Nur 5 km nördlich öffnet sich der Limski kanal, eine 12 km tiefe, grüne Ria (s. Pico da Garita). Obwohl hier in der Hochsaison Ausflugsboote verkehren, ist die Wasserqualität wegen der zahlreichen unterseeischen Süßwasserquellen ausgezeichnet (Muschelzuchten!), aufgrund seiner Ausdehnung sind auch Ruhe und Erholung zu finden. Und natürlich, speziell an der Nordseite, jede Menge kletterbarer Kalkfels: Nahe der Mündung verstecken sich - erreichbar mit dem Boot oder in abenteuerlichem Dschungelkampf - gute DWS-Felsen (s. auch unten bei Dvigrad). Tief im Innern der Bucht locken 5 verstreute Sektoren, weit über 100 Routen zwischen 4b+ und 8a sowie fantastische Aussicht auf den Fjord.

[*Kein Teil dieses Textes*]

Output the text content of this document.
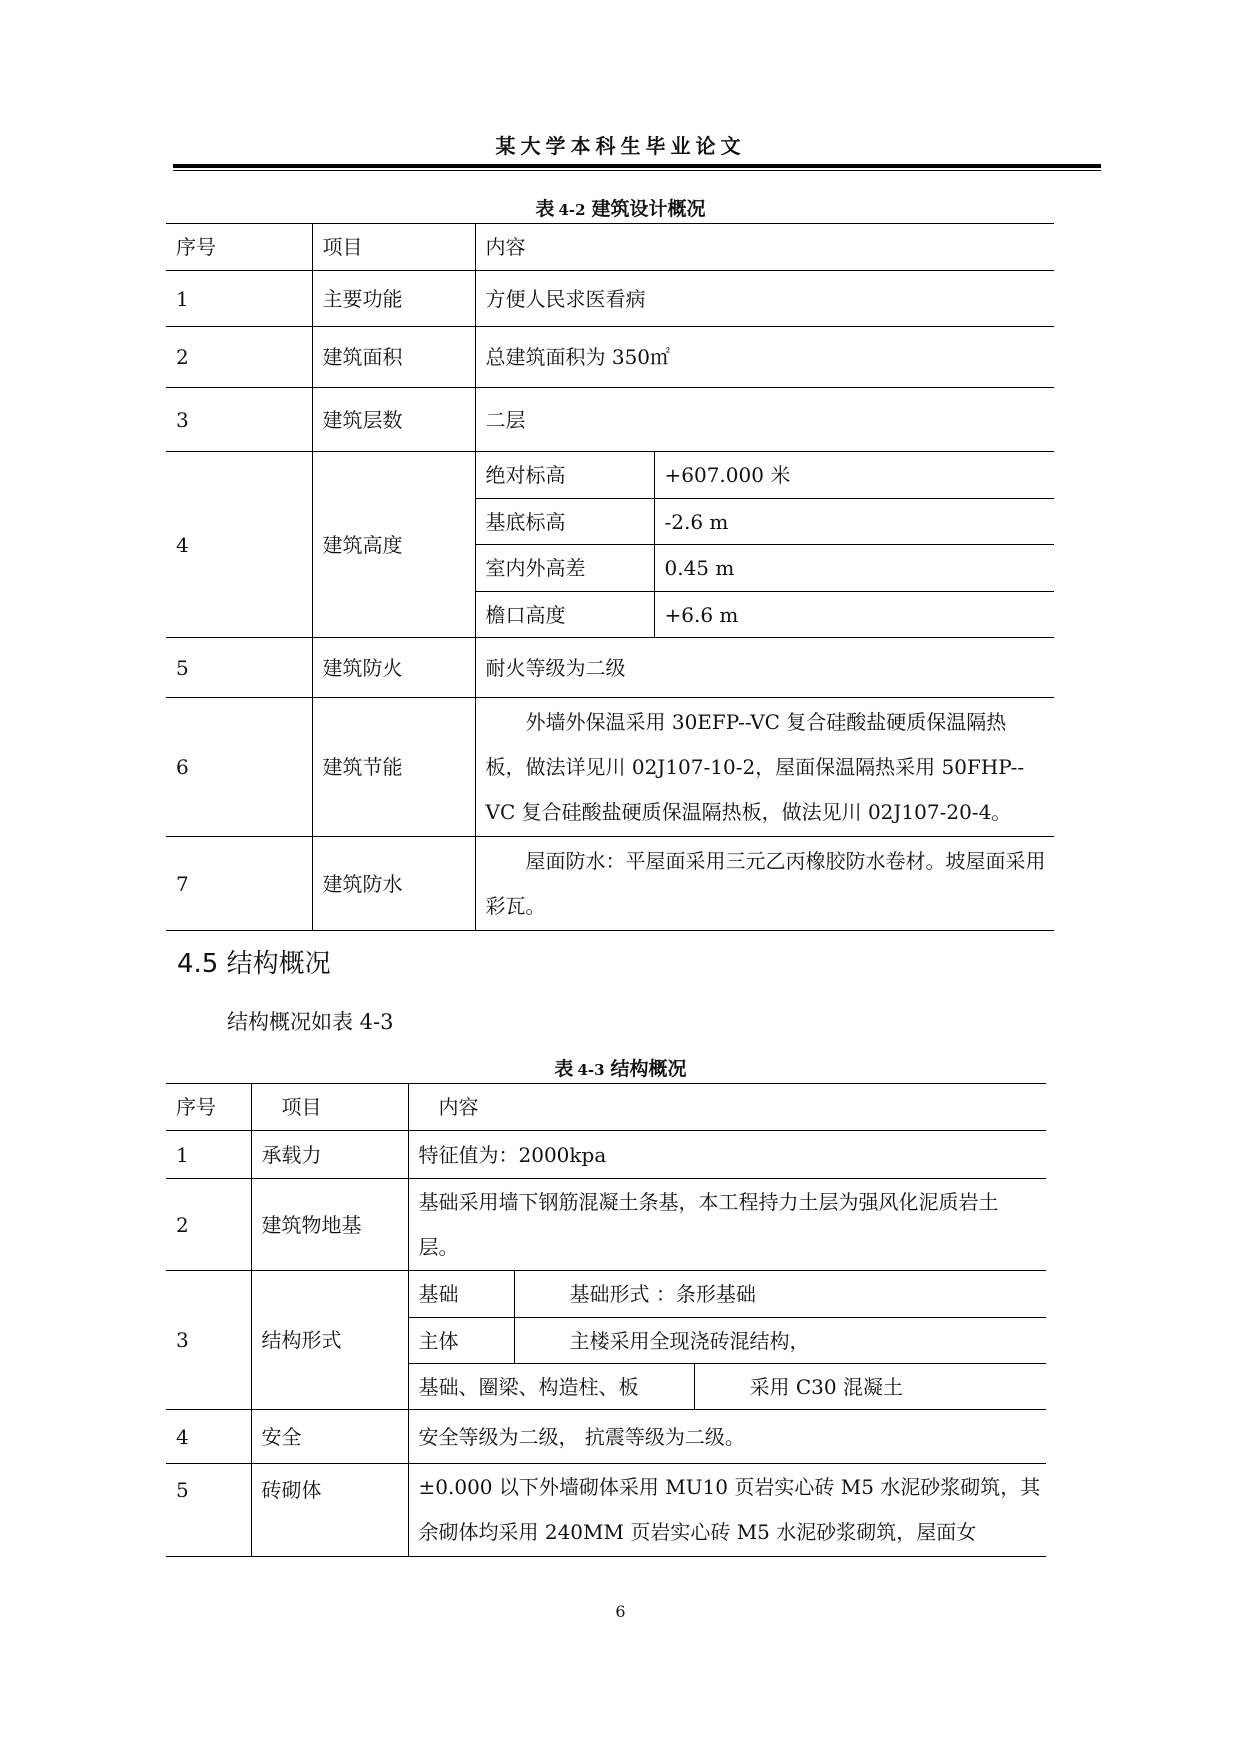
某大学本科生毕业论文
表 4-2 建筑设计概况
序号	项目	内容	
1	主要功能	方便人民求医看病	
2	建筑面积	总建筑面积为 350㎡	
3	建筑层数	二层	
4	建筑高度	绝对标高	+607.000 米
		基底标高	-2.6 m
		室内外高差	0.45 m
		檐口高度	+6.6 m
5	建筑防火	耐火等级为二级	
6	建筑节能	外墙外保温采用 30EFP--VC 复合硅酸盐硬质保温隔热板，做法详见川 02J107-10-2，屋面保温隔热采用 50FHP--VC 复合硅酸盐硬质保温隔热板，做法见川 02J107-20-4。	

7	建筑防水	屋面防水：平屋面采用三元乙丙橡胶防水卷材。坡屋面采用彩瓦。	
4.5 结构概况
结构概况如表 4-3
表 4-3 结构概况
序号	项目	内容		
1	承载力	特征值为：2000kpa		
2	建筑物地基	基础采用墙下钢筋混凝土条基，本工程持力土层为强风化泥质岩土层。		
3	结构形式	基础	基础形式 ：条形基础	
		主体	主楼采用全现浇砖混结构，	
		基础、圈梁、构造柱、板		采用 C30 混凝土
4	安全	安全等级为二级， 抗震等级为二级。		
5	砖砌体	±0.000 以下外墙砌体采用 MU10 页岩实心砖 M5 水泥砂浆砌筑，其余砌体均采用 240MM 页岩实心砖 M5 水泥砂浆砌筑，屋面女		
6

Dvigrad. Wenige Kilometer landein thront auf jähem Hügel inmitten eines grünen Tales - der trockenen Fortsetzung des Limfjordes - die Festung Dvigrad. Teile der Burg aus dem 11. Jahrhundert werden sorgsam restauriert, andere verharren unter farbenprächtigen Blumenteppichen im Dornröschenschlaf. In Richtung Adria überspannt die schlanke Brücke der neuen Schnellstraße nach Pula eindrucksvoll die Schlucht. Auf der gegenüberliegenden Talseite nimmt uns ein lang gestreckter Felsriegel gefangen - im Licht des späten Nachmittags nahezu südfranzösisches Ambiente.

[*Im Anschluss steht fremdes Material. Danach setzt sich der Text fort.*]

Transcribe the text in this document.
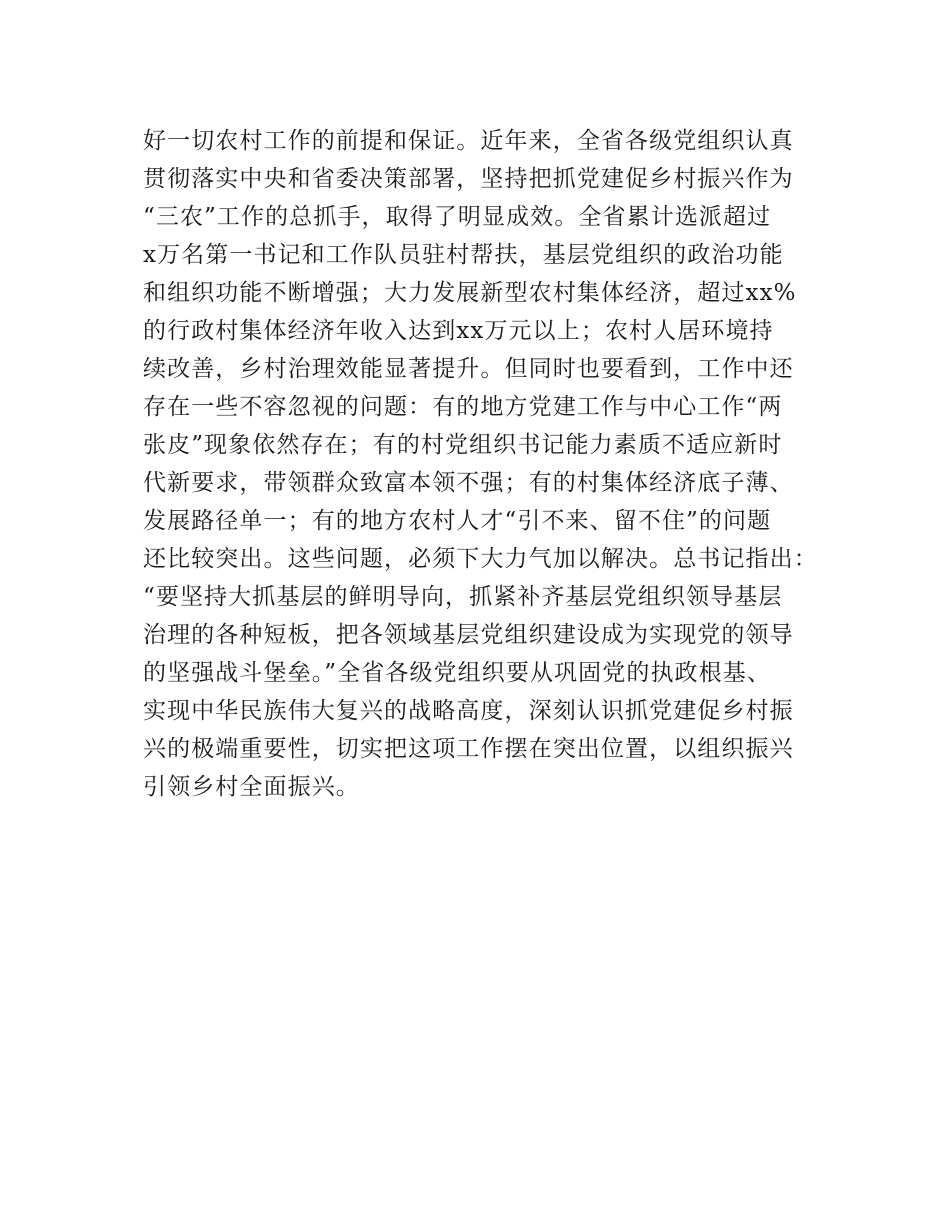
好一切农村工作的前提和保证。近年来，全省各级党组织认真
贯彻落实中央和省委决策部署，坚持把抓党建促乡村振兴作为
“三农”工作的总抓手，取得了明显成效。全省累计选派超过
x万名第一书记和工作队员驻村帮扶，基层党组织的政治功能
和组织功能不断增强；大力发展新型农村集体经济，超过xx%
的行政村集体经济年收入达到xx万元以上；农村人居环境持
续改善，乡村治理效能显著提升。但同时也要看到，工作中还
存在一些不容忽视的问题：有的地方党建工作与中心工作“两
张皮”现象依然存在；有的村党组织书记能力素质不适应新时
代新要求，带领群众致富本领不强；有的村集体经济底子薄、
发展路径单一；有的地方农村人才“引不来、留不住”的问题
还比较突出。这些问题，必须下大力气加以解决。总书记指出：
“要坚持大抓基层的鲜明导向，抓紧补齐基层党组织领导基层
治理的各种短板，把各领域基层党组织建设成为实现党的领导
的坚强战斗堡垒。”全省各级党组织要从巩固党的执政根基、
实现中华民族伟大复兴的战略高度，深刻认识抓党建促乡村振
兴的极端重要性，切实把这项工作摆在突出位置，以组织振兴
引领乡村全面振兴。
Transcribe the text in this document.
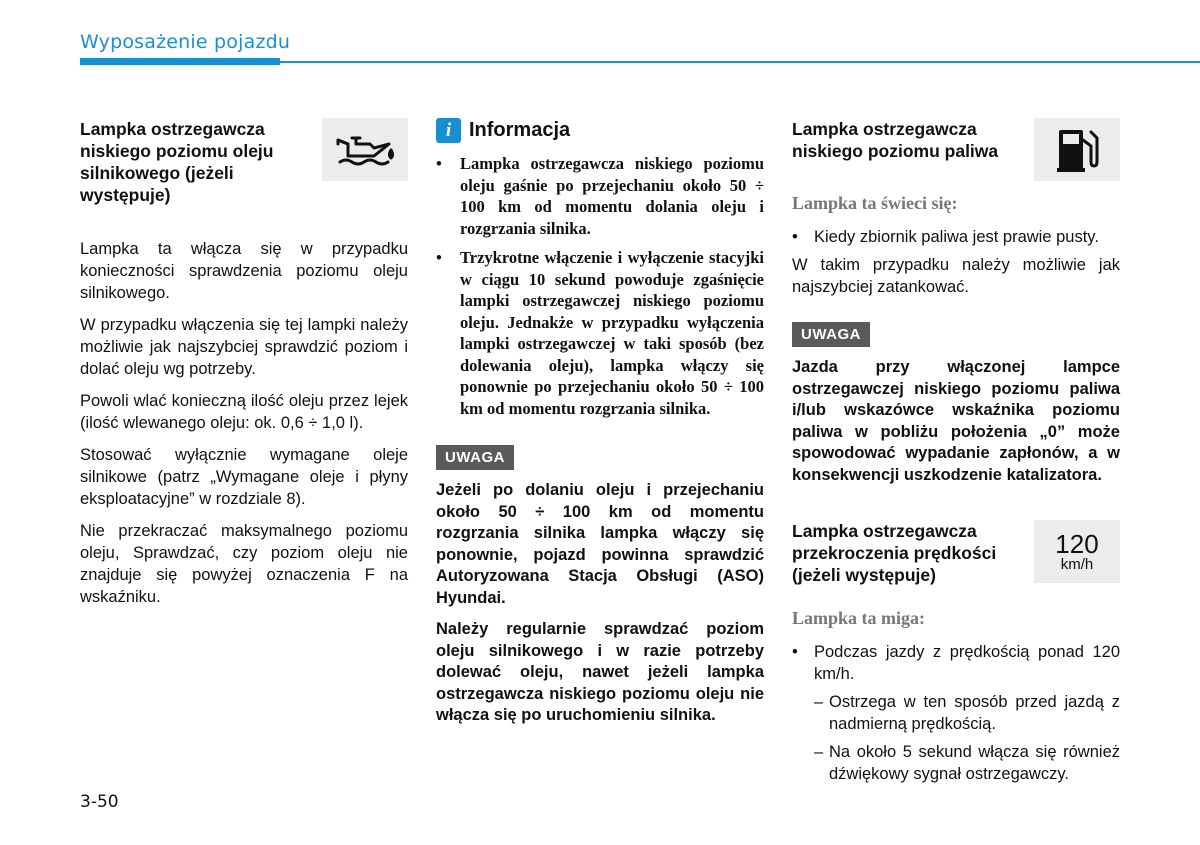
Wyposażenie pojazdu
Lampka ostrzegawcza niskiego poziomu oleju silnikowego (jeżeli występuje)

Lampka ta włącza się w przypadku konieczności sprawdzenia poziomu oleju silnikowego.

W przypadku włączenia się tej lampki należy możliwie jak najszybciej sprawdzić poziom i dolać oleju wg potrzeby.

Powoli wlać konieczną ilość oleju przez lejek (ilość wlewanego oleju: ok. 0,6 ÷ 1,0 l).

Stosować wyłącznie wymagane oleje silnikowe (patrz „Wymagane oleje i płyny eksploatacyjne” w rozdziale 8).

Nie przekraczać maksymalnego poziomu oleju, Sprawdzać, czy poziom oleju nie znajduje się powyżej oznaczenia F na wskaźniku.

i Informacja
•	Lampka ostrzegawcza niskiego poziomu oleju gaśnie po przejechaniu około 50 ÷ 100 km od momentu dolania oleju i rozgrzania silnika.
•	Trzykrotne włączenie i wyłączenie stacyjki w ciągu 10 sekund powoduje zgaśnięcie lampki ostrzegawczej niskiego poziomu oleju. Jednakże w przypadku wyłączenia lampki ostrzegawczej w taki sposób (bez dolewania oleju), lampka włączy się ponownie po przejechaniu około 50 ÷ 100 km od momentu rozgrzania silnika.
UWAGA

Jeżeli po dolaniu oleju i przejechaniu około 50 ÷ 100 km od momentu rozgrzania silnika lampka włączy się ponownie, pojazd powinna sprawdzić Autoryzowana Stacja Obsługi (ASO) Hyundai.

Należy regularnie sprawdzać poziom oleju silnikowego i w razie potrzeby dolewać oleju, nawet jeżeli lampka ostrzegawcza niskiego poziomu oleju nie włącza się po uruchomieniu silnika.

Lampka ostrzegawcza niskiego poziomu paliwa
Lampka ta świeci się:
• Kiedy zbiornik paliwa jest prawie pusty.

W takim przypadku należy możliwie jak najszybciej zatankować.

UWAGA

Jazda przy włączonej lampce ostrzegawczej niskiego poziomu paliwa i/lub wskazówce wskaźnika poziomu paliwa w pobliżu położenia „0” może spowodować wypadanie zapłonów, a w konsekwencji uszkodzenie katalizatora.

Lampka ostrzegawcza przekroczenia prędkości (jeżeli występuje)
120
km/h
Lampka ta miga:
• Podczas jazdy z prędkością ponad 120 km/h.
– Ostrzega w ten sposób przed jazdą z nadmierną prędkością.
– Na około 5 sekund włącza się również dźwiękowy sygnał ostrzegawczy.
3-50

Noch ein großer Name der internationalen Kletterzunft ist aufs Engste mit den Felsen von Dvigrad verbunden: Maurizio Zanolla, genannt Manolo, bereits zu Lebzeiten eine Legende. Der aus der Pala stammende Ausnahmekletterer hat schon 20 Jahre vor den Huber-Buam höchste Schwierigkeiten bei sparsamster Absicherung in alpine Riesenwände übertragen. Ambitionierte Normalkletterer mit guten Nerven können sich etwa in der nach ihm benannten Verschneidung im Sarche-Tal (Il Dain, Pian dela Paia) ein Bild von seiner kompromisslosen Kreativität machen. Seine in Dvigrad bereits vor 30 Jahren erschlossenen Routen – wie etwa Malvazija 8b+, mittlerweile auf 8c+ aufgewertet - setzten nicht nur hier neue Maßstäbe, sie dürften auch bis heute noch nicht allzu viele Wiederholungen aufweisen. Gleich rechts der Malvazija ein modernes Gegenstück: What we gonna do with the drunken climber 8c.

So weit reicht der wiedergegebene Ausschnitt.